Structures are named as follows:

struct lob_color_ {
     float r, g, b;
};
typedef struct lob_color_ LobColor;

struct lob_rect_ {
     Lob lob;
     LobColor *color;
};
typedef struct lob_rect_ LobRect;

And then we can use the constructor as:

LobColor *lob_color(Region *reg, float r, float g, float b);

All kind of short names are used with CamelCase, e.g., FTP is Ftp, URI is Uri etc. This rule is actually rather silly. I need to revisit this when there's a need for it.

One thing I need to think of is library use of libvob-c. Lob or vob prefix is enough for those but there is this region struct used everywhere. Let it be for now I can fix it later (I don't like LRegion nor VRegion - UtilRegion would fit but it's used extensively thus I like something short).

Dependencies

sudo apt-get install
make libglib2.0 libglib2.0-dev libglu1-mesa-dev libelfg0-dev libpango1.0-dev python-ply python2.7-dev

Region programming

Regions are areas of memory and they provide one way to manage it. In it's simplicity it's a big area which can be released. The point is not about releasing but reusing the area.

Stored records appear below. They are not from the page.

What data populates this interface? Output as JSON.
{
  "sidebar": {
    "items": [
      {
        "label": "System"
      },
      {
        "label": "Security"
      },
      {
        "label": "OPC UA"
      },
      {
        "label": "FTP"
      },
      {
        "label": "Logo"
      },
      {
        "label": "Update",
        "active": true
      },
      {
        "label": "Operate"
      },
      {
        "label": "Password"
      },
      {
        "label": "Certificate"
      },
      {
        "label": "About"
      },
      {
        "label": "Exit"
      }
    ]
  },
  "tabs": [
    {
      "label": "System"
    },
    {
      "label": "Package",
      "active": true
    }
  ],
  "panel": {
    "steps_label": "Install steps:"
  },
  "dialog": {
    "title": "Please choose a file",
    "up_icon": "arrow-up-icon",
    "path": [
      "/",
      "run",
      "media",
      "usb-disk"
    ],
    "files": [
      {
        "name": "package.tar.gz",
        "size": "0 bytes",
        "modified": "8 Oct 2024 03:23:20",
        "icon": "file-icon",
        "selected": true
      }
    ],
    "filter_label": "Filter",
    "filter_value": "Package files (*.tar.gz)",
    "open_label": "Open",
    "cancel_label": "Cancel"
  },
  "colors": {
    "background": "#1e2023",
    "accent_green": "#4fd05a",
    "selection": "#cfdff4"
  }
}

For layoutable objects this is great: they are build so often that reusing the same or close memory is unavoidable.

In C side you have all the control for the regions. However, python side should work just out of the box. In C side there's a temporary region which is given to python program while layoutable objects are created.

In python all layoutable objects are created within given region. However, model objects are bound to python instances because of that's where the lifecycle is. Finer region tuning will be implemented later if needed.